Un avis de vigilance et de responsabilité collective : Retour sur l’avis du CNLE concernant le nouveau régime de sanctions
J’ai eu l’opportunité de contribuer à l’élaboration de l’avis rendu le 9 mai 2025 par le Conseil national des politiques de lutte contre la pauvreté et l’exclusion sociale (CNLE), à propos du projet de décret réformant le régime des droits et obligations des allocataires du RSA. Loin d’un simple rejet, cet avis s’inscrit dans une démarche de responsabilité, d’écoute du terrain et de propositions concrètes.
Une parole forte en faveur des plus fragiles
Face à un décret qui risque de fragiliser davantage des personnes déjà en grande précarité, le CNLE a choisi de faire entendre la voix des allocataires et de rappeler que l’objectif de toute politique sociale doit rester la lutte contre la pauvreté, et non la gestion par la sanction.
Des propositions concrètes pour un accompagnement juste
L’avis du CNLE ne se contente pas d’alerter : il propose des aménagements précis pour rendre le système plus juste et plus efficace :
- Remplacer les sanctions automatiques par des convocations pédagogiques pour rappeler les engagements, dans une logique de dialogue plutôt que de punition.
- Allonger les délais de recours de 10 à 30 jours, pour garantir aux personnes concernées le temps d’être informées, accompagnées, et de faire valoir leurs droits.
- Encadrer strictement les procédures d’information, avec des moyens adaptés (accueil physique, téléphone, numérique), comme le recommande également le Défenseur des droits.
- Publier les données de radiation et de sanction, pour assurer transparence et équité entre les territoires, et éviter des écarts injustifiés d’un département à l’autre.
- Rappeler le droit constitutionnel à des moyens convenables d’existence, en proposant la mise en place d’un revenu plancher, afin que personne ne se retrouve sans aucun revenu en France.
Une attention portée à la réalité humaine
Le CNLE a donné une place précieuse à l’expression des personnes concernées.
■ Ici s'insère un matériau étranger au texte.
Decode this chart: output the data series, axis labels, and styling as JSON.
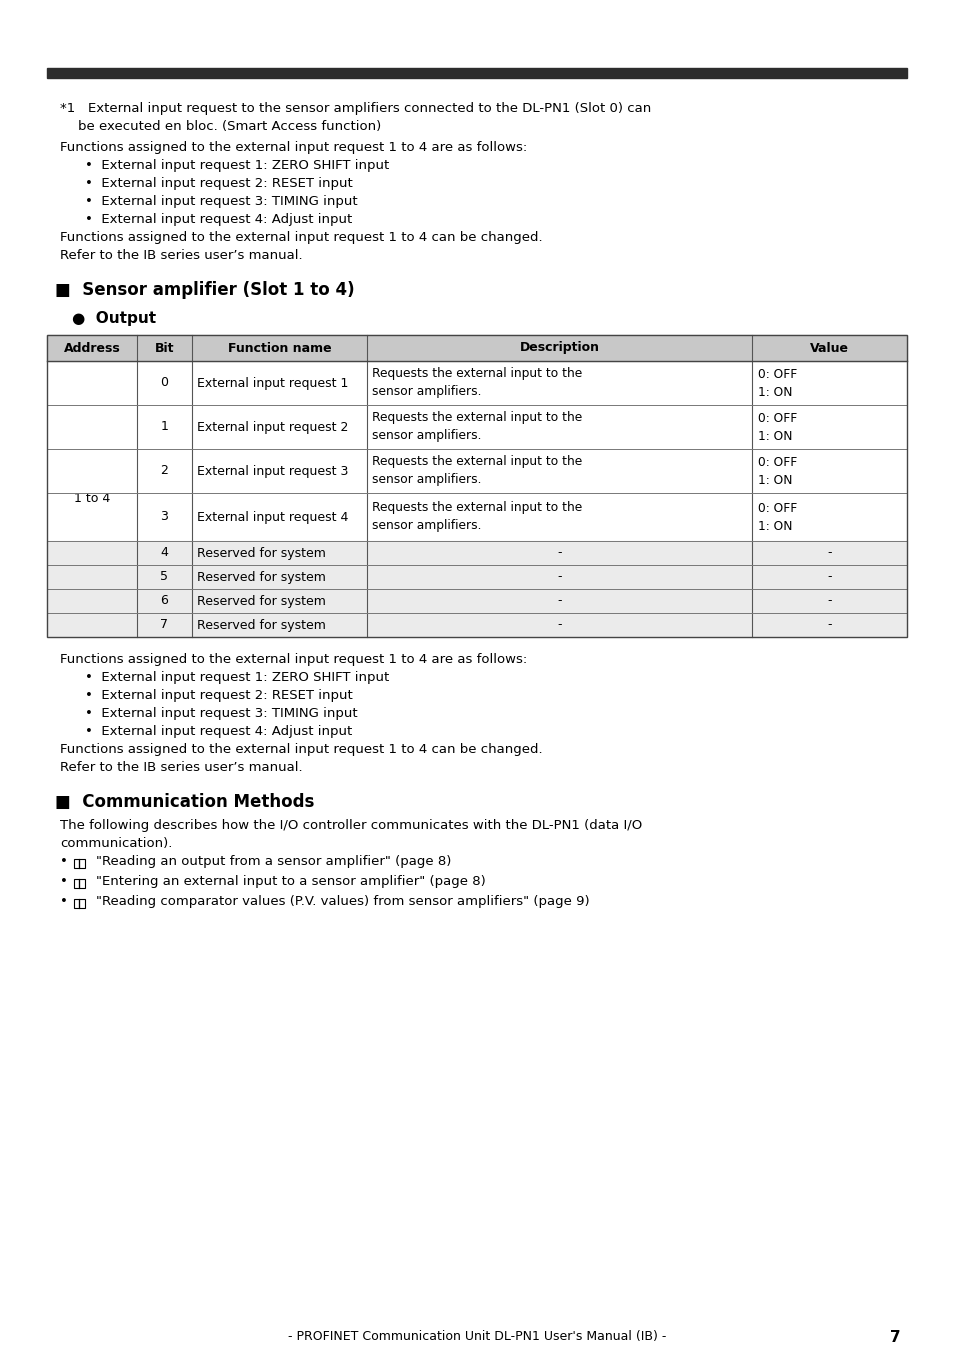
{
  "bg_color": "#ffffff",
  "text_color": "#000000",
  "header_bar_color": "#2d2d2d",
  "table_header_bg": "#c8c8c8",
  "table_alt_bg": "#ebebeb",
  "table_white_bg": "#ffffff",
  "table_headers": [
    "Address",
    "Bit",
    "Function name",
    "Description",
    "Value"
  ],
  "table_rows": [
    {
      "bit": "0",
      "func": "External input request 1",
      "desc1": "Requests the external input to the",
      "desc2": "sensor amplifiers.",
      "value1": "0: OFF",
      "value2": "1: ON",
      "shaded": false
    },
    {
      "bit": "1",
      "func": "External input request 2",
      "desc1": "Requests the external input to the",
      "desc2": "sensor amplifiers.",
      "value1": "0: OFF",
      "value2": "1: ON",
      "shaded": false
    },
    {
      "bit": "2",
      "func": "External input request 3",
      "desc1": "Requests the external input to the",
      "desc2": "sensor amplifiers.",
      "value1": "0: OFF",
      "value2": "1: ON",
      "shaded": false
    },
    {
      "bit": "3",
      "func": "External input request 4",
      "desc1": "Requests the external input to the",
      "desc2": "sensor amplifiers.",
      "value1": "0: OFF",
      "value2": "1: ON",
      "shaded": false
    },
    {
      "bit": "4",
      "func": "Reserved for system",
      "desc1": "-",
      "desc2": "",
      "value1": "-",
      "value2": "",
      "shaded": true
    },
    {
      "bit": "5",
      "func": "Reserved for system",
      "desc1": "-",
      "desc2": "",
      "value1": "-",
      "value2": "",
      "shaded": true
    },
    {
      "bit": "6",
      "func": "Reserved for system",
      "desc1": "-",
      "desc2": "",
      "value1": "-",
      "value2": "",
      "shaded": true
    },
    {
      "bit": "7",
      "func": "Reserved for system",
      "desc1": "-",
      "desc2": "",
      "value1": "-",
      "value2": "",
      "shaded": true
    }
  ],
  "address_label": "1 to 4",
  "footer_text": "- PROFINET Communication Unit DL-PN1 User's Manual (IB) -",
  "page_number": "7"
}
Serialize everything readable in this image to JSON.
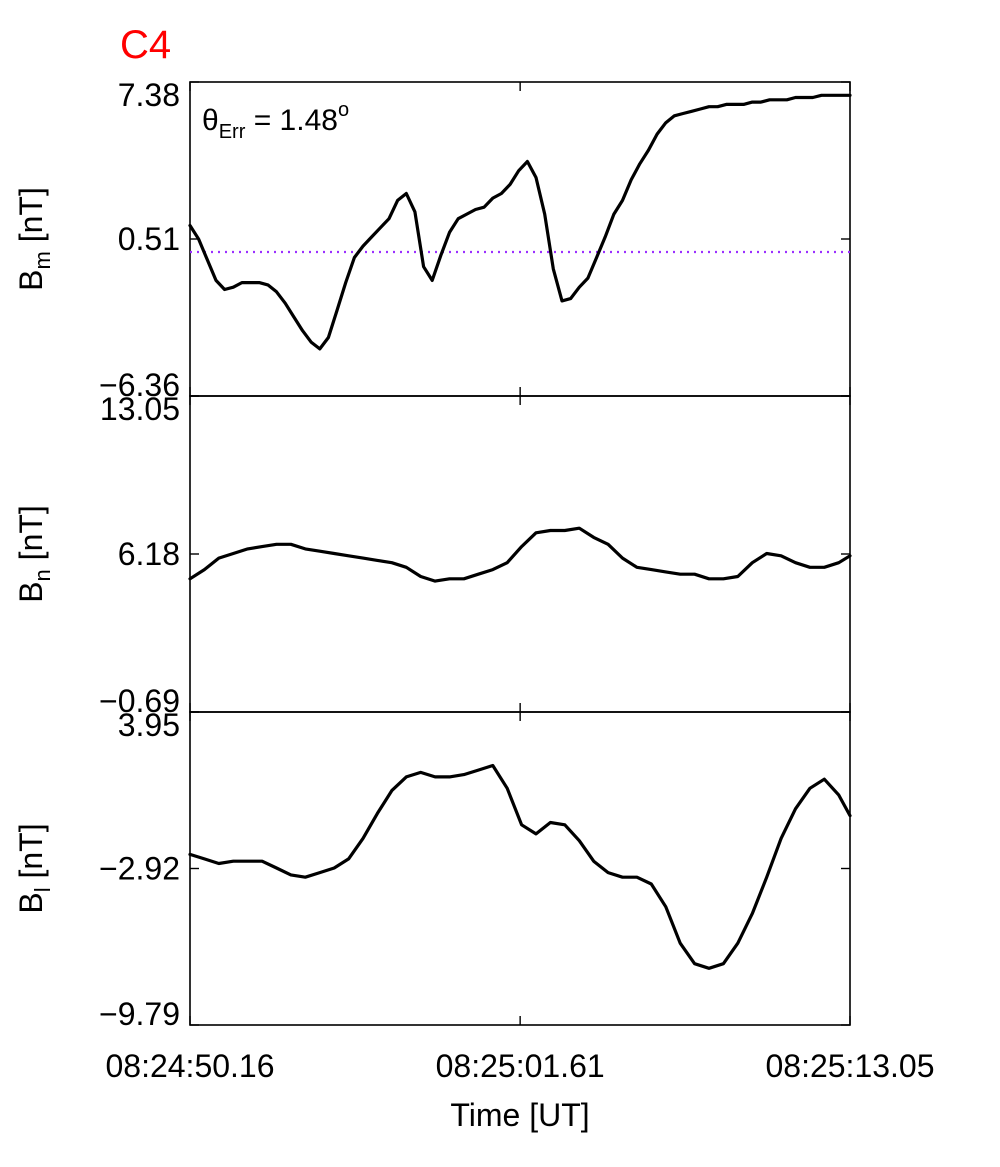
{
  "title": "C4",
  "annotation": {
    "theta": "θ",
    "sub": "Err",
    "eq": " =  1.48",
    "sup": "o"
  },
  "xlabel": "Time [UT]",
  "colors": {
    "title": "#ff0000",
    "line": "#000000",
    "reference": "#9b30ff"
  },
  "chart_data": [
    {
      "type": "line",
      "panel": "Bm",
      "ylabel": {
        "main": "B",
        "sub": "m",
        "unit": " [nT]"
      },
      "ylim": [
        -6.36,
        7.38
      ],
      "yticks": [
        "7.38",
        "0.51",
        "−6.36"
      ],
      "reference_line": {
        "y": -0.06,
        "style": "dotted"
      },
      "x": [
        0,
        0.3,
        0.6,
        0.9,
        1.2,
        1.5,
        1.8,
        2.1,
        2.4,
        2.7,
        3.0,
        3.3,
        3.6,
        3.9,
        4.2,
        4.5,
        4.8,
        5.1,
        5.4,
        5.7,
        6.0,
        6.3,
        6.6,
        6.9,
        7.2,
        7.5,
        7.8,
        8.1,
        8.4,
        8.7,
        9.0,
        9.3,
        9.6,
        9.9,
        10.2,
        10.5,
        10.8,
        11.1,
        11.4,
        11.7,
        12.0,
        12.3,
        12.6,
        12.9,
        13.2,
        13.5,
        13.8,
        14.1,
        14.4,
        14.7,
        15.0,
        15.3,
        15.6,
        15.9,
        16.2,
        16.5,
        16.8,
        17.1,
        17.4,
        17.7,
        18.0,
        18.3,
        18.6,
        18.9,
        19.2,
        19.5,
        19.8,
        20.1,
        20.4,
        20.7,
        21.0,
        21.3,
        21.6,
        21.9,
        22.2,
        22.5,
        22.89
      ],
      "y": [
        1.1,
        0.5,
        -0.4,
        -1.3,
        -1.7,
        -1.6,
        -1.4,
        -1.4,
        -1.4,
        -1.5,
        -1.8,
        -2.3,
        -2.9,
        -3.5,
        -4.0,
        -4.3,
        -3.8,
        -2.6,
        -1.4,
        -0.3,
        0.2,
        0.6,
        1.0,
        1.4,
        2.2,
        2.5,
        1.7,
        -0.7,
        -1.3,
        -0.2,
        0.8,
        1.4,
        1.6,
        1.8,
        1.9,
        2.3,
        2.5,
        2.9,
        3.5,
        3.9,
        3.2,
        1.6,
        -0.8,
        -2.2,
        -2.1,
        -1.6,
        -1.2,
        -0.3,
        0.6,
        1.6,
        2.2,
        3.1,
        3.8,
        4.4,
        5.1,
        5.6,
        5.9,
        6.0,
        6.1,
        6.2,
        6.3,
        6.3,
        6.4,
        6.4,
        6.4,
        6.5,
        6.5,
        6.6,
        6.6,
        6.6,
        6.7,
        6.7,
        6.7,
        6.8,
        6.8,
        6.8,
        6.8
      ]
    },
    {
      "type": "line",
      "panel": "Bn",
      "ylabel": {
        "main": "B",
        "sub": "n",
        "unit": " [nT]"
      },
      "ylim": [
        -0.69,
        13.05
      ],
      "yticks": [
        "13.05",
        "6.18",
        "−0.69"
      ],
      "x": [
        0,
        0.5,
        1.0,
        1.5,
        2.0,
        2.5,
        3.0,
        3.5,
        4.0,
        4.5,
        5.0,
        5.5,
        6.0,
        6.5,
        7.0,
        7.5,
        8.0,
        8.5,
        9.0,
        9.5,
        10.0,
        10.5,
        11.0,
        11.5,
        12.0,
        12.5,
        13.0,
        13.5,
        14.0,
        14.5,
        15.0,
        15.5,
        16.0,
        16.5,
        17.0,
        17.5,
        18.0,
        18.5,
        19.0,
        19.5,
        20.0,
        20.5,
        21.0,
        21.5,
        22.0,
        22.5,
        22.89
      ],
      "y": [
        5.1,
        5.5,
        6.0,
        6.2,
        6.4,
        6.5,
        6.6,
        6.6,
        6.4,
        6.3,
        6.2,
        6.1,
        6.0,
        5.9,
        5.8,
        5.6,
        5.2,
        5.0,
        5.1,
        5.1,
        5.3,
        5.5,
        5.8,
        6.5,
        7.1,
        7.2,
        7.2,
        7.3,
        6.9,
        6.6,
        6.0,
        5.6,
        5.5,
        5.4,
        5.3,
        5.3,
        5.1,
        5.1,
        5.2,
        5.8,
        6.2,
        6.1,
        5.8,
        5.6,
        5.6,
        5.8,
        6.1
      ]
    },
    {
      "type": "line",
      "panel": "Bl",
      "ylabel": {
        "main": "B",
        "sub": "l",
        "unit": " [nT]"
      },
      "ylim": [
        -9.79,
        3.95
      ],
      "yticks": [
        "3.95",
        "−2.92",
        "−9.79"
      ],
      "x": [
        0,
        0.5,
        1.0,
        1.5,
        2.0,
        2.5,
        3.0,
        3.5,
        4.0,
        4.5,
        5.0,
        5.5,
        6.0,
        6.5,
        7.0,
        7.5,
        8.0,
        8.5,
        9.0,
        9.5,
        10.0,
        10.5,
        11.0,
        11.5,
        12.0,
        12.5,
        13.0,
        13.5,
        14.0,
        14.5,
        15.0,
        15.5,
        16.0,
        16.5,
        17.0,
        17.5,
        18.0,
        18.5,
        19.0,
        19.5,
        20.0,
        20.5,
        21.0,
        21.5,
        22.0,
        22.5,
        22.89
      ],
      "y": [
        -2.3,
        -2.5,
        -2.7,
        -2.6,
        -2.6,
        -2.6,
        -2.9,
        -3.2,
        -3.3,
        -3.1,
        -2.9,
        -2.5,
        -1.6,
        -0.5,
        0.5,
        1.1,
        1.3,
        1.1,
        1.1,
        1.2,
        1.4,
        1.6,
        0.6,
        -1.0,
        -1.4,
        -0.9,
        -1.0,
        -1.7,
        -2.6,
        -3.1,
        -3.3,
        -3.3,
        -3.6,
        -4.6,
        -6.2,
        -7.1,
        -7.3,
        -7.1,
        -6.2,
        -4.9,
        -3.3,
        -1.6,
        -0.3,
        0.6,
        1.0,
        0.3,
        -0.6
      ]
    }
  ],
  "xaxis": {
    "range_seconds": [
      0,
      22.89
    ],
    "ticks": [
      {
        "value": 0,
        "label": "08:24:50.16"
      },
      {
        "value": 11.45,
        "label": "08:25:01.61"
      },
      {
        "value": 22.89,
        "label": "08:25:13.05"
      }
    ]
  }
}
Le témoignage bouleversant d’une allocataire du RSA – confrontée à la suspension de ses droits – rappelle que derrière chaque réforme, ce sont des vies qui basculent.
Une vision équilibrée de l’action publique
Loin de refuser toute évolution, l’avis du CNLE appelle à un véritable accompagnement global et multidimensionnel, adapté aux réalités des allocataires, fondé sur le respect, l’écoute et la progressivité. Il alerte contre l’assimilation des allocataires du RSA aux seuls demandeurs d’emploi, oubliant la logique de solidarité nationale qui sous-tend cette prestation.
Cet avis du CNLE, auquel j’ai eu l’opportunité de contribuer, témoigne de la richesse d’un dialogue entre l’expertise, l’expérience vécue, et les institutions. Il ne s’agit pas de bloquer une réforme par principe, mais de veiller à ce qu’elle soit juste, applicable, et conforme aux valeurs républicaines.
Dans une période où les fractures sociales s’accentuent, cette parole collective est un appel à la cohérence, à la dignité, et à l’humanité de notre modèle social.